Read the Label
Household textiles come in a wide range of materials, including cotton, wool, and silk as well as a variety of synthetic fabrics, and each one has specific laundering instructions. The Federal Trade Commission requires that textile products carry labels to list the fibers used and provide safe laundering guidelines. Known as “regular care” instructions, these directives tell you the best way to wash and dry an item, so it's important to always read the label before you toss anything in the wash.
Whether it’s an everyday polyester tablecloth or an antique lace one you inherited from your great aunt, all tablecloths should be laundered after they’ve been used. Even if you can’t see any stains, odds are that there's food or liquid somewhere on the tablecloth. If you pack a tablecloth away without laundering it, the next time you take it out you might find dark stains that will be impossible to remove. If the tablecloth is antique or lace and does not have care instructions, consult a dry cleaner.
Because sheets come into direct contact with our bodies, oils, sweat, and dead skin flakes can accumulate over just a few days. The standard rule is to launder sheets at least once per week—and don't forget to throw in the pillowcases, which can quickly become grungy with saliva and night creams. Launder pillow protectors once every three weeks or so.
Tucked between the sheets and the bedspread, blankets don’t get soiled as quickly as sheets, but they should still be washed a minimum of once a month if they’re being used continuously. But that extra blanket you keep folded at the foot of your bed and use only a few times each winter needs to be laundered only every six weeks, and then once more before you pack it away for summer.
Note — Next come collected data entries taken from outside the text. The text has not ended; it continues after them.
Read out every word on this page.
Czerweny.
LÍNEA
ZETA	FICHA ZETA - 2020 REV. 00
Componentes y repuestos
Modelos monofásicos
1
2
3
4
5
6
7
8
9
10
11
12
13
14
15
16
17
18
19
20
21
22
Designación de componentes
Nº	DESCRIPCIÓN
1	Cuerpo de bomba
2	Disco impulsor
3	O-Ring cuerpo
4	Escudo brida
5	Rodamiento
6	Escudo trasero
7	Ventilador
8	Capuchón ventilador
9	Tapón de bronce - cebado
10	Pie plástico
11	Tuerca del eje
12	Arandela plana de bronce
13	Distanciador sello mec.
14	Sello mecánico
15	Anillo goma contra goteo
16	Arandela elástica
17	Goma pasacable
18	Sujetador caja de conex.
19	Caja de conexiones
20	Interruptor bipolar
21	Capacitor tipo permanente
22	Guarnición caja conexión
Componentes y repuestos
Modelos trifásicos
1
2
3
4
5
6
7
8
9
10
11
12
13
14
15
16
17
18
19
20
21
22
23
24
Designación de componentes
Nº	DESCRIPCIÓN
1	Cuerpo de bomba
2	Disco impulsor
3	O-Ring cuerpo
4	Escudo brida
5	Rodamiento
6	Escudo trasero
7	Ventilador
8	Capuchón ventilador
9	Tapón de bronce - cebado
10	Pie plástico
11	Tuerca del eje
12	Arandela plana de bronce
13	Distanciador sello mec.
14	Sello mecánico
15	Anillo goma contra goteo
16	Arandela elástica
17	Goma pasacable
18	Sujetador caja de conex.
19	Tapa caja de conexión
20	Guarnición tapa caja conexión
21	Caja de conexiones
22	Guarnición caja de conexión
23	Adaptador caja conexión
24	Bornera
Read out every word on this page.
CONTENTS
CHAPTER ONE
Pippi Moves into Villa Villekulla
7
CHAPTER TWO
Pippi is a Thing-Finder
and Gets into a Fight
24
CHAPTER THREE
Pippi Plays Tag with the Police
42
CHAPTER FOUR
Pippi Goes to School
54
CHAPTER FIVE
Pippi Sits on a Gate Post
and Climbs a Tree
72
Related: The Best Blankets You Can Buy Online
Bath Towels and Washcloths
As long as you hang it up to dry after your shower, your bath towel can be used two or three times before it needs to be laundered. Washcloths, however, because they may hold residual skin oils and makeup, should be put in the laundry after a single day of use.
The shower curtain is one of the wettest spots in your bathroom, and if it’s not laundered regularly—once a month, ideally—mold and mildew can develop. You can soak a plastic shower curtain in a bathtub filled with warm soapy water, but you can also toss it in the washer with a half cup of white vinegar and a few dirty towels, and wash it on the delicate cycle. (The towels will add a little friction to help scrub the curtain clean, and they'll also prevent it from wrinkling or ripping during the cycle.)
Draperies need to be laundered only once or twice a year. That said, if someone in the house suffers from allergies, you may want to wash drapes every other month to remove accumulated dust. Check the label to see if you can put your drapes in the washer, but it's likely that they'll need to be either dry cleaned or hand-washed and hung up to dry.
Toss your bath mat in the washer once a week, and between washings, hang it up to dry after every bath or shower. Bath mats are typically thicker and more absorbent than towels, and they can remain damp for hours if they’re left on the floor. Hanging them to dry will reduce the risk of mildew.
Related: 8 Ways to Mildew-Proof Your Bathroom
First of all, you should always use protective covers for your pillows. But even when they're covered, pillows can play host to microscopic dust mites that can trigger symptoms in allergy sufferers. Besides, you just don’t want your face that close to the little pests. So, every three to four months, launder pillows or have them dry cleaned, depending on the care instructions.
Slipcovers can make a tattered old sofa attractive and inviting, but if you use your slipcovered furniture frequently, wash the covers every three to six months. Tip: When the slipcover is almost dry—just barely damp—put it back on the chair or sofa and smooth it into place for the best fit.
Now you know when to add these household items to your laundry pile.